Since this is for your dissertation, here is a hand:
## Folder were to save the results to disk.
## Ideally, use a new, empty folder. Easier then to load from disk
folder.out <- "~/mydissertation/sql_data_scrape/"
## Create the folder if not exist.
dir.create(folder.out, showWarnings=FALSE, recursive=TRUE)
## The larger this number, the more memory you will require.
## If you are renting a large box on, say, EC2, then you can make this 100, or so
NumberOfOffsetsBetweenSaves <- 10
## The limit size per request
RQ_SIZE <- 1000
# First, retrieve total number of rows for the request
srdaRequestData(queryURL, "COUNT(*)", rq$from, rq$where,
DATA_SEP, ADD_SQL)
## Get the total number of rows
TotalRows <- as.numeric(srdaGetData())
TotalNumberOfRequests <- TotalRows %/% RQ_SIZE
TotalNumberOfGroups <- TotalNumberOfRequests %/% NumberOfOffsetsBetweenSaves + 1
## FYI: Total number of rows being requested is
## (NumberOfOffsetsBetweenSaves * RQ_SIZE * TotalNumberOfGroups)

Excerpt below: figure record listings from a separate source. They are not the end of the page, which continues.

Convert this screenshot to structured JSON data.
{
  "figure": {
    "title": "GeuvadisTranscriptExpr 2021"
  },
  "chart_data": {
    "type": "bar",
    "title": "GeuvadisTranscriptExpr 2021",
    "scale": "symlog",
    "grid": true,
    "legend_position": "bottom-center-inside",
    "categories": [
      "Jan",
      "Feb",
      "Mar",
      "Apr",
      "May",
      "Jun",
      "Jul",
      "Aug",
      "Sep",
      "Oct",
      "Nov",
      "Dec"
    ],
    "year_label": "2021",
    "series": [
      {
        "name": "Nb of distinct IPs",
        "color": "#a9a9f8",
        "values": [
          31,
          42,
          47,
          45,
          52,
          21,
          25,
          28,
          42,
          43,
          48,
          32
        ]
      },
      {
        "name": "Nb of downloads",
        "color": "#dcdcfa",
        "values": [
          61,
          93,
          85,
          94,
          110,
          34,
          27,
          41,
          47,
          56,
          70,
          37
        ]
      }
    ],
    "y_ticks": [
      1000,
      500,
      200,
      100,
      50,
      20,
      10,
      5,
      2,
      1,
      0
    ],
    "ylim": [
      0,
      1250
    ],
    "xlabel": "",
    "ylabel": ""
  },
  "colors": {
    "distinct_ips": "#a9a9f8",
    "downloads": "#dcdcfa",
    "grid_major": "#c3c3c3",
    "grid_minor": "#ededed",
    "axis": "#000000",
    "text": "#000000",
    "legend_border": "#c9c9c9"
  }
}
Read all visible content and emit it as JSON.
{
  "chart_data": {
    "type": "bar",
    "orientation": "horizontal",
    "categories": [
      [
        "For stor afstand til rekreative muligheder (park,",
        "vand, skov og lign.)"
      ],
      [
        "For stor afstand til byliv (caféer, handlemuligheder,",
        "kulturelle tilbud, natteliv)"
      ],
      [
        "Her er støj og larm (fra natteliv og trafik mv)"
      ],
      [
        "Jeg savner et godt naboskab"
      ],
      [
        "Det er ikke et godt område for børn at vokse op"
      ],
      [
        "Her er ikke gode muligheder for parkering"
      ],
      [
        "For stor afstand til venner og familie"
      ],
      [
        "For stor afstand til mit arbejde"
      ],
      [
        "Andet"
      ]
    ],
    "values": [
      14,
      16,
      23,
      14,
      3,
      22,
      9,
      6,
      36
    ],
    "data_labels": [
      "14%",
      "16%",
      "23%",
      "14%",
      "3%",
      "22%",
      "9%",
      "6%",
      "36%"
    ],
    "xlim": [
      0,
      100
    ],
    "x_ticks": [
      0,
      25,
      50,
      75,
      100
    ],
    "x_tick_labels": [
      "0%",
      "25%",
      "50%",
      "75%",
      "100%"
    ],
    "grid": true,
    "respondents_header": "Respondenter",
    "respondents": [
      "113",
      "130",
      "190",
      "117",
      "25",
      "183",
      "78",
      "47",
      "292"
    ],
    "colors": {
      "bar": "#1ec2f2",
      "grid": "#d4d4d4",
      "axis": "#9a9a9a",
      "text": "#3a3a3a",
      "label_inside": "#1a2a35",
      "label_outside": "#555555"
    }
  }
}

for (g in seq(TotalNumberOfGroups)) {
ret <-
lapply(seq(NumberOfOffsetsBetweenSaves), function(i) {
## function(i) is the same code you have
## inside your for loop, but cleaned up.
# setup SQL pagination
if (rq$where == '')
rq$where <- '1=1'
rq$where <- paste(rq$where, 'LIMIT', RQ_SIZE, 'OFFSET', RQ_SIZE*g*(i-1))
# Submit data request
srdaRequestData(queryURL, rq$select, rq$from, rq$where,
DATA_SEP, ADD_SQL)
# retrieve result
data <- srdaGetData()
# some code
if (DEBUG) message("*", appendLF = FALSE)
### DONT ASSIGN TO dfList, JUST RETURN `data`
# xxxxxx DONT DO: xxxxx dfList <- c(dfList, data)
### INSTEAD:
## return
data
})
## save each iteration
file.out <- sprintf("%s/data_scrape_%04i.RDS", folder.out, g)
saveRDS(do.call(rbind, ret), file=file.out)
## OPTIONAL (this will be slower, but will keep your rams and goats in line)
# rm(ret)
# gc()
}
Then, once you are done scraping:
library(data.table)
folder.out <- "~/mydissertation/sql_data_scrape/"
files <- dir(folder.out, full=TRUE, pattern="\\.RDS$")
## Create an empty list
myData <- vector("list", length=length(files))
## Option 1, using data.frame
for (i in seq(myData))
myData[[i]] <- readRDS(files[[i]])
DT <- do.call(rbind, myData)
## Option 2, using data.table
for (i in seq(myData))
myData[[i]] <- as.data.table(readRDS(files[[i]]))
DT <- rbindlist(myData)
I'm answering my own question, as, finally, I have figured out what has been the real source of the problem. My investigation revealed that the unexpected waiting state of the program was due to PostgreSQL becoming confused by malformed SQL queries, which contained multiple LIMIT and OFFSET keywords.
The reason of that is pretty simple: I used rq$where both outside and inside the for loop, which made paste() concatenate previous iteration's WHERE clause with the current one. I have fixed the code by processing contents of the WHERE clause and saving it before the loop and then using the saved value in each iteration of the loop safely, as it became independent from the value of the original WHERE clause.
This investigation also helped me to fix some other deficiencies in my code and make improvements (such as using sub-selects to properly handle SQL queries returning number of records for queries with aggregate functions). The moral of the story: you can never be too careful in software development. Big thank you to those nice people who helped with this question.